We calculated the Pearson correlation coefficient r and coefficient of determination R² [Reference Taylor40, Reference Du41] to evaluate the goodness of fit between model-simulated and reported influenza infections in each influenza season (Fig. 2c). All the procedures and analyses were implemented by MATLAB R 2019b.

Construction of scenarios

We considered two vaccination patterns about the vaccination time based on WHO's recommendations [32]. First, WHO recommends that the ideal time to implement the influenza vaccination is in fall, before the influenza season begins (November in the northern hemisphere), so we choose the time of vaccination as between September and October, i.e. 2-month pattern. Second, WHO also recommends that people could be vaccinated at any time during the influenza season to prevent more infections, so we choose another vaccination pattern that people can be vaccinated between September and the following February, i.e. 6-month pattern, which is closer to the current situation of real-world influenza vaccination.

Based on NIAID's influenza research programme [18] and the average effectiveness of the seasonal influenza vaccines across different subtypes [Reference Belongia7], we defined the UIV with a 75% effectiveness as high effectiveness and a 50% effectiveness as low effectiveness.
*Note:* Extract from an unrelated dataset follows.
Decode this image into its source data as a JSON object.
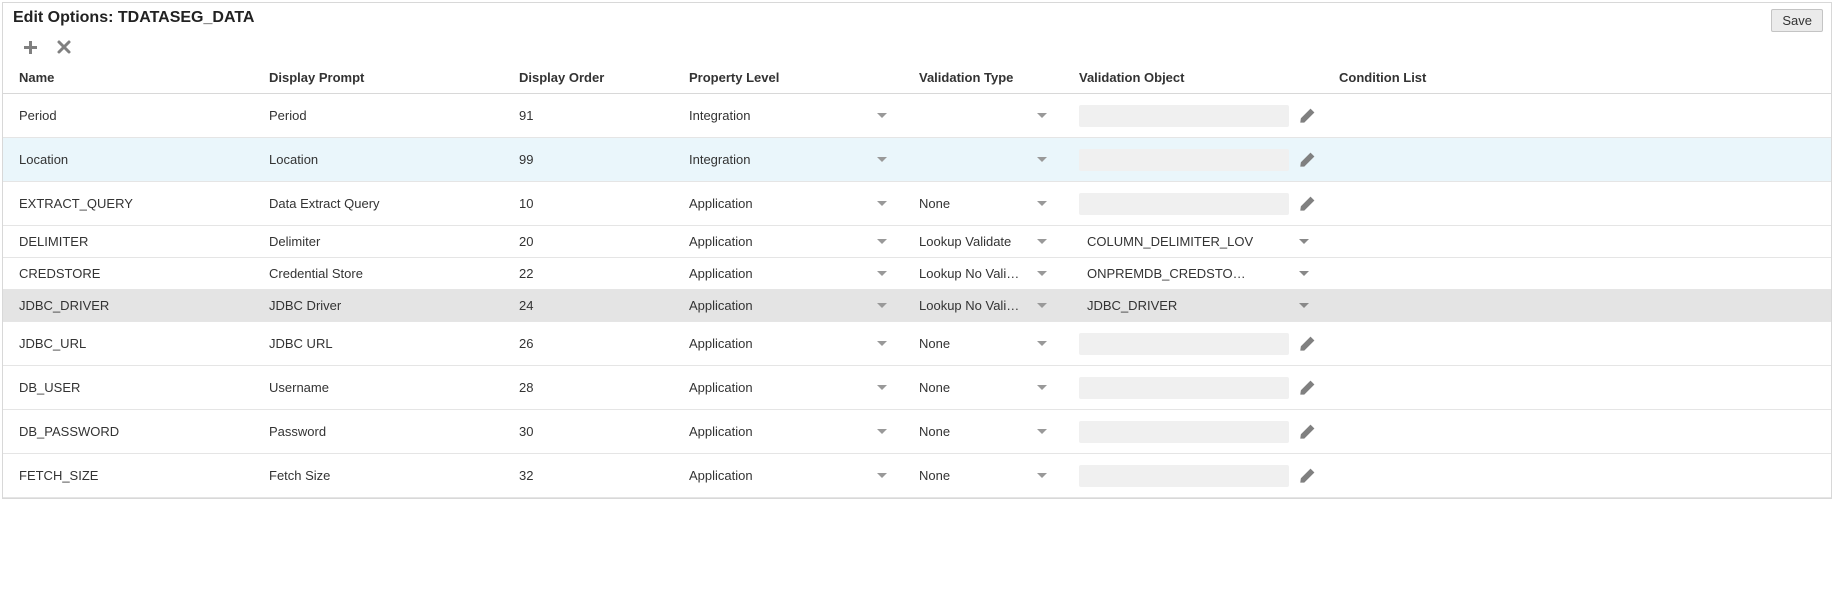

The current vaccine coverage in China is as low as 1.5–2.2% [Reference Yang11] and we consider it would probably increase to 10% after UIV rollout. Thus, we defined a 10% coverage as low coverage and a 30% coverage as high coverage.

We projected the number of influenza infections in each influenza season under the following five scenarios (Fig. 3): (1) the no UIV scenario (baseline scenario); (2) the 2-month vaccination pattern with low UIV coverage rate (10%) and effectiveness (50%) scenario; (3) the 6-month vaccination pattern with low UIV coverage rate (10%) and effectiveness (50%) scenario; (4) the 2-month vaccination pattern with high UIV coverage rate (30%) and effectiveness (75%) scenario; (5) the 6-month vaccination pattern with high UIV coverage rate (30%) and effectiveness (75%) scenario. Previous study has reported the time window of antibody response is about 2 weeks after vaccination [42], so we assumed there was 2 weeks delay of immunity protection of vaccinated individuals.

Fig. 3. The simulated influenza infections for five constructed scenarios between 2010/11 and 2018/19 influenza season. The solid black line means influenza infections in the no vaccine scenario. The dotted red line means influenza infections in the 6-month vaccination pattern with low UIV coverage rate and effectiveness scenario. The solid red line means influenza infections in the 2-month vaccination pattern with low UIV coverage rate and effectiveness scenario. The dotted blue line means influenza infections in the 6-month vaccination pattern with high UIV rate and effectiveness scenario. The solid blue line means influenza infections in the 2-month vaccination with high UIV coverage rate and effectiveness scenario.

Sensitivity analysis

We expended the range of UIV coverage rate (0–50%) and effectiveness (0–75%) to perform sensitivity analysis (Fig. 4). Under the 2-month vaccination pattern, we calculated the percentage of averted influenza infections with varied UIV effectiveness and coverage in each influenza season, and plotted them as a function of UIV effectiveness and coverage. We also gave a special example that defined 50% of averted influenza infections as a threshold to evaluate the effects of varied UIV effectiveness and coverage. A similar plot for the 6-month vaccination pattern was shown in Appendix Fig. S2.

Fig. 4. Contour plots about the percentage of averted infections as a function of universal influenza vaccine (UIV) coverage and effectiveness with 2-month vaccination pattern from 2010/11 to 2018/19 influenza seasons. The solid black isoclines indicate the threshold that the percentage of averted infections is 50% which is just for show. The dashed black lines correspond to the minimal vaccine effectiveness and vaccine coverage rate when the percentage of averted infections is 50%.